Firms that are alert to this phenomenon are able to counteract it by modifying the relative contributions required by employees for the different plans offered. A small amount of "counter-migration," especially among the high risk, high cost subscribers, goes a long way to mitigating the damage than can occur from pricing that is not reflective of actuarial risk. Let me dive in further.
Let's start with the simple premise that health costs are overwhelmingly dominated by the average age of a risk pool. Sure, there are other factors, but age trumps them all. If we look at the various tiers of plans offered to employees, the average age of single people is roughly from 27 to 35, and their cost of health care is very low.
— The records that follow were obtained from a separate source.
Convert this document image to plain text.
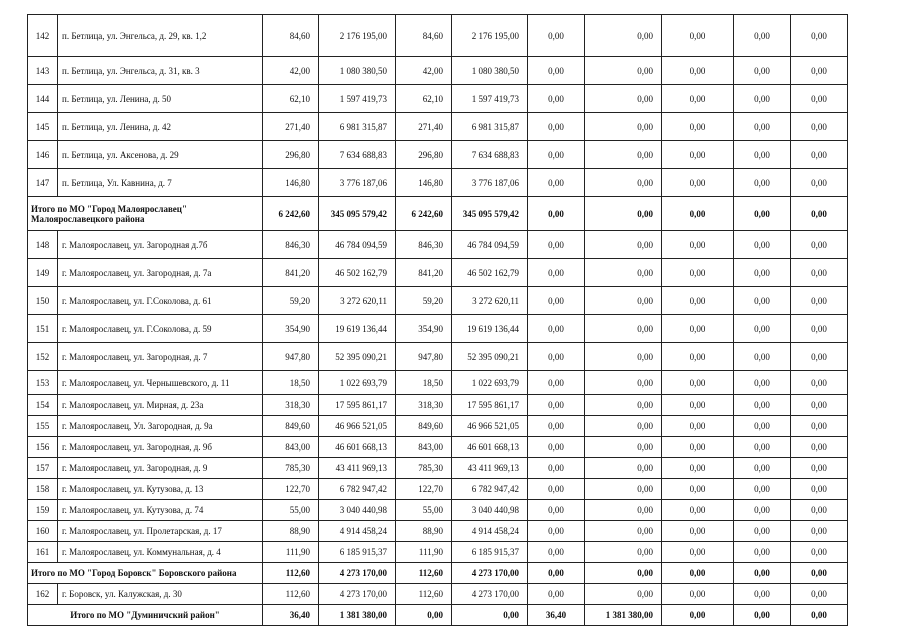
142	п. Бетлица, ул. Энгельса, д. 29, кв. 1,2	84,60	2 176 195,00	84,60	2 176 195,00	0,00	0,00	0,00	0,00	0,00
143	п. Бетлица, ул. Энгельса, д. 31, кв. 3	42,00	1 080 380,50	42,00	1 080 380,50	0,00	0,00	0,00	0,00	0,00
144	п. Бетлица, ул. Ленина, д. 50	62,10	1 597 419,73	62,10	1 597 419,73	0,00	0,00	0,00	0,00	0,00
145	п. Бетлица, ул. Ленина, д. 42	271,40	6 981 315,87	271,40	6 981 315,87	0,00	0,00	0,00	0,00	0,00
146	п. Бетлица, ул. Аксенова, д. 29	296,80	7 634 688,83	296,80	7 634 688,83	0,00	0,00	0,00	0,00	0,00
147	п. Бетлица, Ул. Кавнина, д. 7	146,80	3 776 187,06	146,80	3 776 187,06	0,00	0,00	0,00	0,00	0,00
Итого по МО "Город Малоярославец" Малоярославецкого района		6 242,60	345 095 579,42	6 242,60	345 095 579,42	0,00	0,00	0,00	0,00	0,00
148	г. Малоярославец, ул. Загородная д.7б	846,30	46 784 094,59	846,30	46 784 094,59	0,00	0,00	0,00	0,00	0,00
149	г. Малоярославец, ул. Загородная, д. 7а	841,20	46 502 162,79	841,20	46 502 162,79	0,00	0,00	0,00	0,00	0,00
150	г. Малоярославец, ул. Г.Соколова, д. 61	59,20	3 272 620,11	59,20	3 272 620,11	0,00	0,00	0,00	0,00	0,00
151	г. Малоярославец, ул. Г.Соколова, д. 59	354,90	19 619 136,44	354,90	19 619 136,44	0,00	0,00	0,00	0,00	0,00
152	г. Малоярославец, ул. Загородная, д. 7	947,80	52 395 090,21	947,80	52 395 090,21	0,00	0,00	0,00	0,00	0,00
153	г. Малоярославец, ул. Чернышевского, д. 11	18,50	1 022 693,79	18,50	1 022 693,79	0,00	0,00	0,00	0,00	0,00
154	г. Малоярославец, ул. Мирная, д. 23а	318,30	17 595 861,17	318,30	17 595 861,17	0,00	0,00	0,00	0,00	0,00
155	г. Малоярославец, Ул. Загородная, д. 9а	849,60	46 966 521,05	849,60	46 966 521,05	0,00	0,00	0,00	0,00	0,00
156	г. Малоярославец, ул. Загородная, д. 9б	843,00	46 601 668,13	843,00	46 601 668,13	0,00	0,00	0,00	0,00	0,00
157	г. Малоярославец, ул. Загородная, д. 9	785,30	43 411 969,13	785,30	43 411 969,13	0,00	0,00	0,00	0,00	0,00
158	г. Малоярославец, ул. Кутузова, д. 13	122,70	6 782 947,42	122,70	6 782 947,42	0,00	0,00	0,00	0,00	0,00
159	г. Малоярославец, ул. Кутузова, д. 74	55,00	3 040 440,98	55,00	3 040 440,98	0,00	0,00	0,00	0,00	0,00
160	г. Малоярославец, ул. Пролетарская, д. 17	88,90	4 914 458,24	88,90	4 914 458,24	0,00	0,00	0,00	0,00	0,00
161	г. Малоярославец, ул. Коммунальная, д. 4	111,90	6 185 915,37	111,90	6 185 915,37	0,00	0,00	0,00	0,00	0,00
Итого по МО "Город Боровск" Боровского района		112,60	4 273 170,00	112,60	4 273 170,00	0,00	0,00	0,00	0,00	0,00
162	г. Боровск, ул. Калужская, д. 30	112,60	4 273 170,00	112,60	4 273 170,00	0,00	0,00	0,00	0,00	0,00
Итого по МО "Думиничский район"		36,40	1 381 380,00	0,00	0,00	36,40	1 381 380,00	0,00	0,00	0,00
Moving to families, the average age of people rises to the mid-40s, and they are roughly 40% more expensive to take care of than single people. For a family with two children, the rate should be roughly 3.8 times that of a single person.
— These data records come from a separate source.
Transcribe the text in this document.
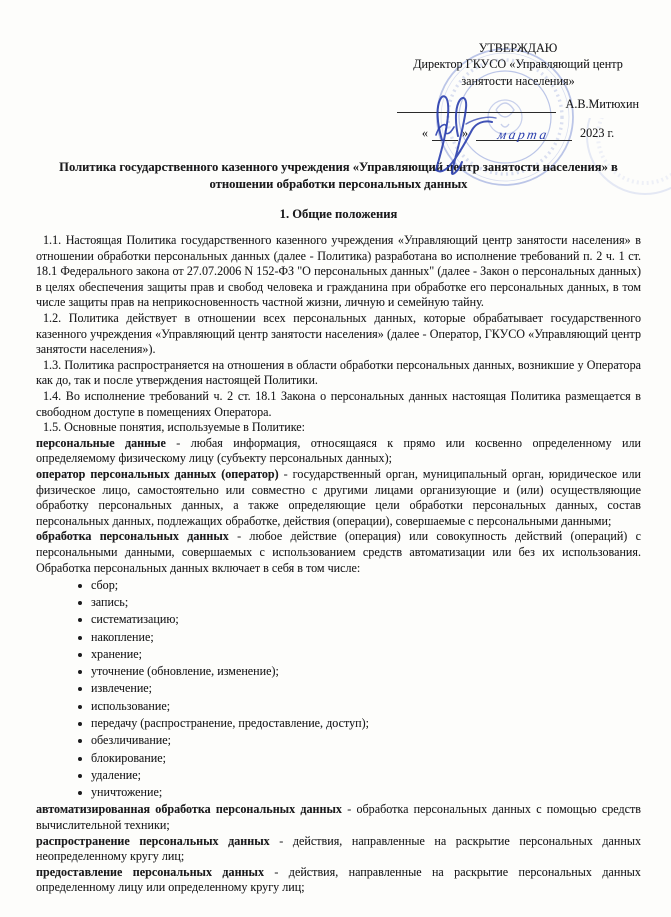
УТВЕРЖДАЮ
Директор ГКУСО «Управляющий центр занятости населения»
А.В.Митюхин
«	»	марта	2023 г.
Политика государственного казенного учреждения «Управляющий центр занятости населения» в отношении обработки персональных данных
1. Общие положения

1.1. Настоящая Политика государственного казенного учреждения «Управляющий центр занятости населения» в отношении обработки персональных данных (далее - Политика) разработана во исполнение требований п. 2 ч. 1 ст. 18.1 Федерального закона от 27.07.2006 N 152-ФЗ "О персональных данных" (далее - Закон о персональных данных) в целях обеспечения защиты прав и свобод человека и гражданина при обработке его персональных данных, в том числе защиты прав на неприкосновенность частной жизни, личную и семейную тайну.

1.2. Политика действует в отношении всех персональных данных, которые обрабатывает государственного казенного учреждения «Управляющий центр занятости населения» (далее - Оператор, ГКУСО «Управляющий центр занятости населения»).

1.3. Политика распространяется на отношения в области обработки персональных данных, возникшие у Оператора как до, так и после утверждения настоящей Политики.

1.4. Во исполнение требований ч. 2 ст. 18.1 Закона о персональных данных настоящая Политика размещается в свободном доступе в помещениях Оператора.

1.5. Основные понятия, используемые в Политике:

персональные данные - любая информация, относящаяся к прямо или косвенно определенному или определяемому физическому лицу (субъекту персональных данных);

оператор персональных данных (оператор) - государственный орган, муниципальный орган, юридическое или физическое лицо, самостоятельно или совместно с другими лицами организующие и (или) осуществляющие обработку персональных данных, а также определяющие цели обработки персональных данных, состав персональных данных, подлежащих обработке, действия (операции), совершаемые с персональными данными;

обработка персональных данных - любое действие (операция) или совокупность действий (операций) с персональными данными, совершаемых с использованием средств автоматизации или без их использования. Обработка персональных данных включает в себя в том числе:

сбор;
запись;
систематизацию;
накопление;
хранение;
уточнение (обновление, изменение);
извлечение;
использование;
передачу (распространение, предоставление, доступ);
обезличивание;
блокирование;
удаление;
уничтожение;

автоматизированная обработка персональных данных - обработка персональных данных с помощью средств вычислительной техники;

распространение персональных данных - действия, направленные на раскрытие персональных данных неопределенному кругу лиц;

предоставление персональных данных - действия, направленные на раскрытие персональных данных определенному лицу или определенному кругу лиц;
But the underwriting benchmark prevalent around the country for the family plans is well below what would correspond to the actuarial predictions. To make up the required amount of dollars, the premiums for singles are overpriced relative to their actuarial basis. The rate for a single-plus-one policy, for example, should be about 2 times that of a single person's, but the industry benchmark is 2.5 or 3 times the single rate. Strategically, the insurers want to shift business towards their preferred segments by subsidizing those segments and overpricing the other segments.
Firms often aggravate the problem by offering premium reductions for a deductible laden plan. They hope by doing this to reduce their overall premium burden over time. The problem with this is that consumers know what kind of claimant they are likely to be. While consumers cannot predict accidents or the onset of an acute disease, they know if they have a chronic disease or cancer or some long-lasting malady. Accordingly, those high claimant employees will never pick the high deductible plan, and so there are no savings to the employer. (Why, then, are they offered? Mainly, I'd suggest, so that the insurance company can then offer health savings accounts to the healthier families. Administering those HSA's is remarkably profitable.)
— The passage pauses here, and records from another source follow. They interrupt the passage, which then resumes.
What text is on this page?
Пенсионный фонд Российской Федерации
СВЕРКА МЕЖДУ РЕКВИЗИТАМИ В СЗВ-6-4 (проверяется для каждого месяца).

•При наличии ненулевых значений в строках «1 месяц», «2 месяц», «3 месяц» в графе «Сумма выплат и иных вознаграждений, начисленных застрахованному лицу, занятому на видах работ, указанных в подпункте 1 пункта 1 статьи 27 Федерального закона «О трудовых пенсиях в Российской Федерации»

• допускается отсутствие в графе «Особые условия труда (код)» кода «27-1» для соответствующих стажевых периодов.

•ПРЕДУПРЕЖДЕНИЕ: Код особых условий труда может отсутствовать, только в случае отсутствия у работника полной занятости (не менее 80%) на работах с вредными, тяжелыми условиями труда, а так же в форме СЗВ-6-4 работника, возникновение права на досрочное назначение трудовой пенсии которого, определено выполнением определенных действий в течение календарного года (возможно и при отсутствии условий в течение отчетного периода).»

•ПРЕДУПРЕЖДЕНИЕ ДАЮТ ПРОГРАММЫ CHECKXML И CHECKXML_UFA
In summary, risk is not a function of plan design. Risk is a function of who is in the plan. When plans are mispriced relative to actuarial risk, a less healthy population migrates into the pool, and that population is chronically underfunded. This phenomenon is compounded when the low risk subscribers are encouraged by overpricing to move out of the risk pool, for it raises the cost of the residual population. The insurer comes back at renewal time and says, "We're sorry, but your utilization has grown, and so we need to increase premiums by x percent," where x is dramatically above the average trend of health care costs in the region.
The way to fix this is to reverse the subsidization so that the effective pricing to consumers more closely reflects actuarial risks. This can be done by adjusting the employees' contribution to the overall premium. You don't have to do this by much to cause some counter-migration among the highest cost subscribers, and you don't need a lot of counter-migration to have a large dollar impact on the company's overall costs. After all, the customers involved are the highest cost, so a movement of relatively few can make a big difference.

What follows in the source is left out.